Democrats sounded hopeful that a weakened Christie would lead to actual bipartisanship, and less of a governor trying to steamroll the other side. “Hopefully there will be a little less discipline on their side,” said Loretta Weinberg, a 78-year-old, five-foot-nothing lawmaker who has emerged as one of Christie’s most ferocious critics. “You know the old saying, ‘I don’t belong to any organized party—I am a Democrat’? Hopefully we will see some of that on their side.”
The Christie way of bipartisanship, no matter how much he extolls it in speeches, included “calling my colleagues, running the gamut from ‘idiot’ to ‘numbnuts’ to ‘you are a liar,’” Weinberg said. “I could attach a legislative name to each of those—‘Senator Numbnuts.’ Do you call that bipartisanship?”
“I still want to know who sat in their office and said, ‘I’ve got an idea.
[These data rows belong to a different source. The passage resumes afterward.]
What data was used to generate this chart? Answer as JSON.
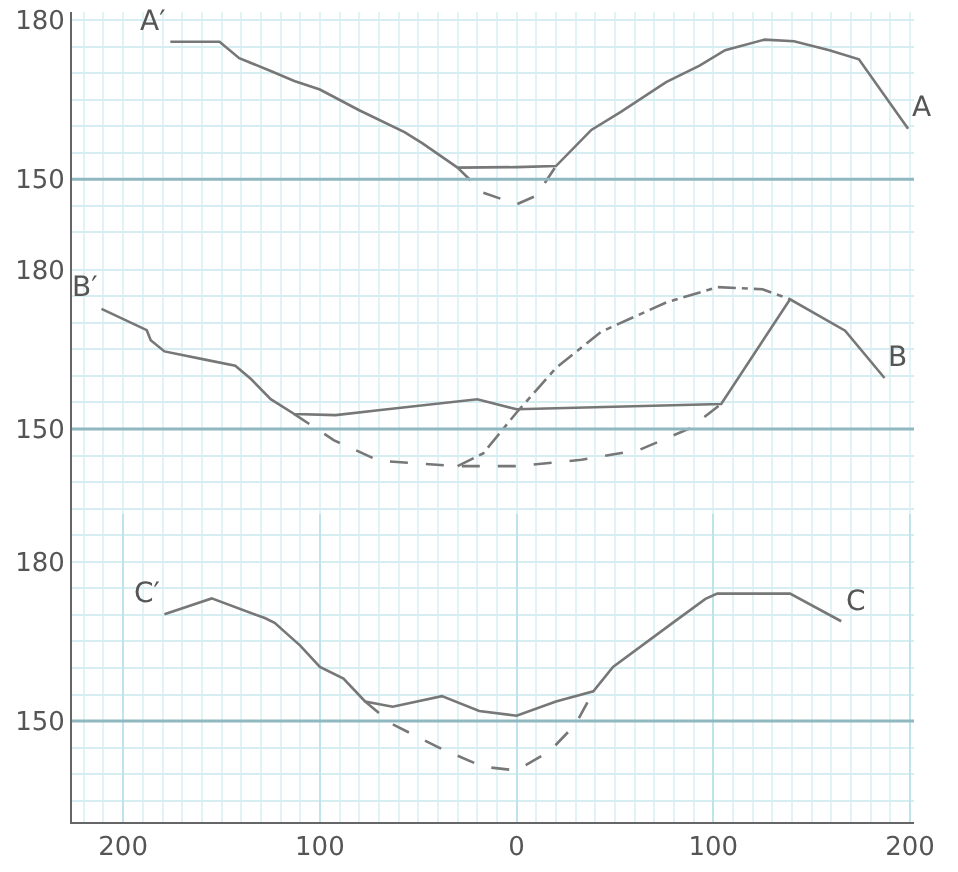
{
  "chart_data": [
    {
      "type": "line",
      "xlim": [
        -226,
        202
      ],
      "ylim": [
        135,
        181.5
      ],
      "yticks": [
        150,
        180
      ],
      "tick_labels": "y",
      "grid": true,
      "marker": "none",
      "series": [
        {
          "color": "#777777",
          "line_style": "solid",
          "x": [
            -176,
            -151,
            -141,
            -125,
            -113,
            -100,
            -80,
            -57,
            -48,
            -30,
            0,
            20,
            38,
            53,
            76,
            93,
            106,
            126,
            141,
            159,
            174,
            199
          ],
          "values": [
            175.9,
            175.9,
            172.8,
            170.4,
            168.5,
            166.9,
            163,
            158.9,
            156.8,
            152.2,
            152.3,
            152.5,
            159.3,
            162.7,
            168.3,
            171.4,
            174.3,
            176.3,
            176,
            174.3,
            172.6,
            159.5
          ]
        },
        {
          "color": "#777777",
          "line_style": "dashed",
          "x": [
            -30,
            -17,
            0,
            10,
            20
          ],
          "values": [
            152.2,
            147.5,
            145.3,
            146.9,
            152.5
          ]
        }
      ],
      "ref_lines": [
        {
          "axis": "y",
          "value": 150,
          "color": "#8fb8c0"
        }
      ],
      "annotations": [
        "A′",
        "A"
      ]
    },
    {
      "type": "line",
      "xlim": [
        -226,
        202
      ],
      "ylim": [
        134,
        182
      ],
      "yticks": [
        150,
        180
      ],
      "tick_labels": "y",
      "grid": true,
      "marker": "none",
      "series": [
        {
          "color": "#777777",
          "line_style": "solid",
          "x": [
            -211,
            -188,
            -186,
            -179,
            -159,
            -143,
            -135,
            -125,
            -113,
            -92,
            -68,
            -20,
            0,
            104,
            139,
            167,
            187
          ],
          "values": [
            172.6,
            168.6,
            166.7,
            164.6,
            163.1,
            161.9,
            159.4,
            155.6,
            152.8,
            152.6,
            153.6,
            155.6,
            153.7,
            154.7,
            174.4,
            168.5,
            159.6
          ]
        },
        {
          "color": "#777777",
          "line_style": "dashed",
          "x": [
            -113,
            -93,
            -70,
            -30,
            0,
            33,
            62,
            88,
            104
          ],
          "values": [
            152.8,
            147.9,
            144,
            143,
            143,
            144.2,
            146,
            150.1,
            154.7
          ]
        },
        {
          "color": "#777777",
          "line_style": "dashdot",
          "x": [
            -30,
            -17,
            0,
            20,
            43,
            76,
            102,
            125,
            139
          ],
          "values": [
            143,
            145.4,
            153.1,
            161.5,
            168.3,
            173.8,
            176.7,
            176.3,
            174.4
          ]
        }
      ],
      "ref_lines": [
        {
          "axis": "y",
          "value": 150,
          "color": "#8fb8c0"
        }
      ],
      "annotations": [
        "B′",
        "B"
      ]
    },
    {
      "type": "line",
      "xlim": [
        -226,
        202
      ],
      "ylim": [
        131,
        189
      ],
      "yticks": [
        150,
        180
      ],
      "xticks": [
        {
          "value": -200,
          "label": "200"
        },
        {
          "value": -100,
          "label": "100"
        },
        0,
        100,
        200
      ],
      "grid": true,
      "marker": "none",
      "series": [
        {
          "color": "#777777",
          "line_style": "solid",
          "x": [
            -179,
            -155,
            -128,
            -123,
            -110,
            -100,
            -88,
            -77,
            -63,
            -38,
            -19,
            0,
            20,
            39,
            49,
            79,
            96,
            102,
            139,
            165
          ],
          "values": [
            170.1,
            173.1,
            169.4,
            168.5,
            164.2,
            160.2,
            158,
            153.7,
            152.7,
            154.7,
            151.9,
            151,
            153.7,
            155.6,
            160.2,
            168.4,
            173,
            174,
            174,
            168.8
          ]
        },
        {
          "color": "#777777",
          "line_style": "dashed",
          "x": [
            -77,
            -63,
            -40,
            -17,
            0,
            17,
            30,
            39
          ],
          "values": [
            153.7,
            149.4,
            145.1,
            141.4,
            140.7,
            144.4,
            149.4,
            155.6
          ]
        }
      ],
      "ref_lines": [
        {
          "axis": "y",
          "value": 150,
          "color": "#8fb8c0"
        }
      ],
      "annotations": [
        "C′",
        "C"
      ]
    }
  ]
}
Let’s create a traffic jam.’ That is one of the most bizarre thing I have seen in all of my years in politics and government.”
At a press conference after the speech, New Jersey Democrats stuck to Christie’s script, and steered questions away from the bridge and towards the budget. “We know everybody is fascinated by Bridgegate. The reality is we would all like to go to the last chapter of the book and read what the conclusion is,” said Assembly Majority Leader Louis D Greenwald. “Today the governor gave a state of the state speech. The business of the state has to go forward.”
And with a sigh, the assembled press slowly started to trickle out, back to the television trucks lining up on State Street.